GÉLIDAS MÃOS - Conto de Terror - Luiz Raimundo


GÉLIDAS MÃOS
Luiz Raimundo

                   A lua cheia iniciava sua trajetória firmamento acima e sua luz chamava a atenção dos circundantes. Vez por outra uma nuvem densa e negra cobria-lhe o brilho, dando-lhe um aspecto lúgubre e assustador. Junto ao portão, bem mais alto do que ela gostaria, Marilu o escalava para ganhar a rua e seguir seu caminho. Com muito custo transpôs a barreira que lhe impedia a jornada.  Ao pular para o lado de fora, deixou um pedaço do seu longo vestido verde com estampas floridas preso numa ponta de arame. A blusa de cetim azul turquesa estava toda suja e desalinhada no corpo. Nas suas longas mãos de pianista, algumas unhas quebradas e outras trazendo debaixo pequenos tufos de terra marrom e úmida. Seu rosto, lívido com uma cera, trazia traços de terra, como uma maquiagem sinistra.

                   Com os pés descalços, tinha dificuldade para caminhar rua abaixo, e a fraca iluminação era mais um complicador. Descia lentamente e com o olhar fixo no chão, pois o farol dos carros, que eventualmente subiam, lhe ofuscava a visão.

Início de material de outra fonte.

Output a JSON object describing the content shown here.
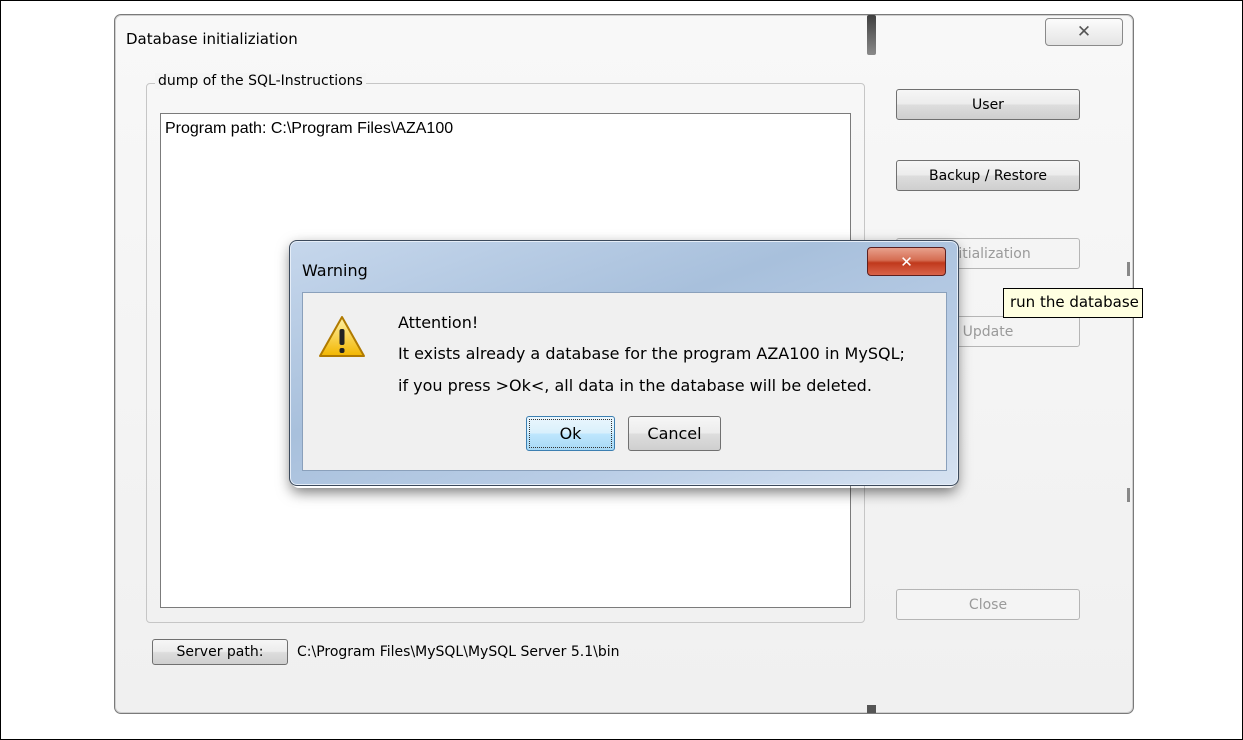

                   Nas proximidades da Escola Municipal e da Câmara, o movimento de pessoas era maior. E aqueles que deparavam com a estranha figura afastavam-se assustadas. Ao atravessar a ponte da Barrinha causou ainda mais espanto, fazendo com que os pedestres, que vinham no sentido contrário, ou voltassem apavorados ou mudassem de lado, com passo apressado, para se esquivar daquele ser estranho.

                   Subiu a avenida Caetano Marinho parecendo um personagem do seriado de TV “The Walking Dead”, deixando atrás de si um forte cheiro de flores. Quanto melhor a luz da rua, mais se acentuava o seu aspecto tenebroso. Ao se aproximar da Casa de Chopp, não foi diferente: as pessoas das mesas se levantavam apavoradas e debandavam aturdidas, tombando cadeiras e derrubando copos, o mesmo acontecendo próximo ao Garfield´s...

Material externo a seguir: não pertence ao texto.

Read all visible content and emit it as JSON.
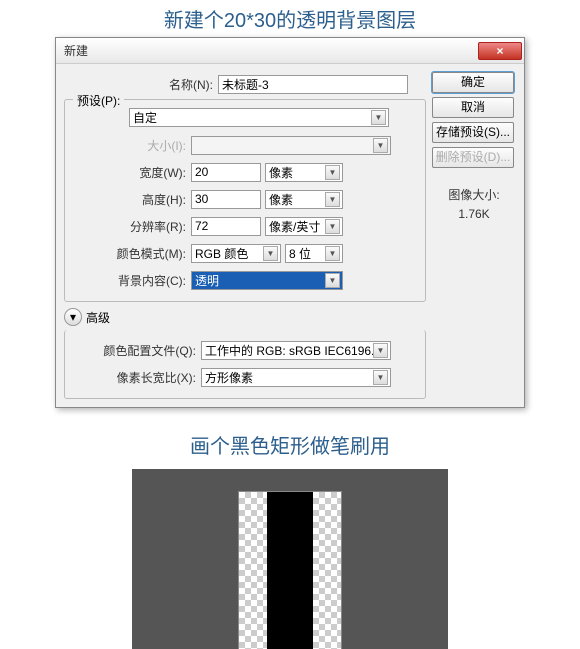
{
  "caption1": "新建个20*30的透明背景图层",
  "dialog": {
    "title": "新建",
    "close": "×",
    "name_lbl": "名称(N):",
    "name_val": "未标题-3",
    "preset_lbl": "预设(P):",
    "preset_val": "自定",
    "size_lbl": "大小(I):",
    "width_lbl": "宽度(W):",
    "width_val": "20",
    "width_unit": "像素",
    "height_lbl": "高度(H):",
    "height_val": "30",
    "height_unit": "像素",
    "res_lbl": "分辨率(R):",
    "res_val": "72",
    "res_unit": "像素/英寸",
    "mode_lbl": "颜色模式(M):",
    "mode_val": "RGB 颜色",
    "mode_bits": "8 位",
    "bg_lbl": "背景内容(C):",
    "bg_val": "透明",
    "adv_lbl": "高级",
    "profile_lbl": "颜色配置文件(Q):",
    "profile_val": "工作中的 RGB: sRGB IEC6196...",
    "aspect_lbl": "像素长宽比(X):",
    "aspect_val": "方形像素",
    "imgsize_lbl": "图像大小:",
    "imgsize_val": "1.76K",
    "btn_ok": "确定",
    "btn_cancel": "取消",
    "btn_save": "存储预设(S)...",
    "btn_delete": "删除预设(D)..."
  },
  "caption2": "画个黑色矩形做笔刷用"
}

                   Marilu, de olhos fixos na rua, não entendia nada, não compreendia o comportamento das pessoas, muitas delas suas conhecidas de longa data. Mas seguia o seu caminho, percebendo pessoas que se ajoelhavam com as mãos no rosto e rezavam em voz alta o Credo; outras simplesmente paravam embasbacadas, petrificadas...

                   Ao chegar à porta de sua casa, bateu duas vezes, e mais duas, até a que a porta se abriu. Sua mãe, Leonice, eriçou os cabelos, não disse nada, e desmaiou, estatelando-se no piso da sala. Maricler, sua irmã, saindo do quarto e deparando com aquela assustadora imagem, soltou um grito excruciante e também foi ao chão. Seu pai, assustado com grito de Maricler, vindo da cozinha, encontrou a moça parada no meio da sala. Sua boca se abriu, seus olhos arregalaram e não conseguiu dizer uma palavra sequer...

                   Dos fundos olhos azuis duas lagrimas rolaram, marcando sua trajetória no rosto sujo de Marilu. Com uma voz fraca e sentida, perguntou: “O que está acontecendo, papai? Por que as pessoas estão agindo assim? Até você, meu pai, fica aí a me olhar sem dizer nada!”

                    Olhou para o lado e deixou seu corpo cair sobre o sofá da sala, cerrou os olhos, e adormeceu cansada.

                   O pai, se recompondo, com um soluço sentido, ajoelhou-se ao lado da filha, tomou nas suas as mãos gélidas de Marilu, e rezou baixinho. Como poderia estar ali a sua filha, cujo sepultamento se dera há três dias, como? ...

                   Enquanto isso, no Cemitério Mirante da Paz, uma sepultura jazia, inexplicavelmente, aberta e sem um corpo...



Mineiro de Jequeri, Luiz Raimundo de Oliveira, há muito radicado na vizinha Ponte Nova, é advogado, jornalista, divulgador cultural e escritor. Foi diretor da Faculdade de Ciências Humanas do Vale do Piranga e Secretário Municipal de Cultura da cidade que adotou. Publicou “Páginas de Prosa” (2007) e Reencarnação (2009). Tem preparada uma nova antologia de contos e crônicas —“Vagalume” —, em vias de publicação.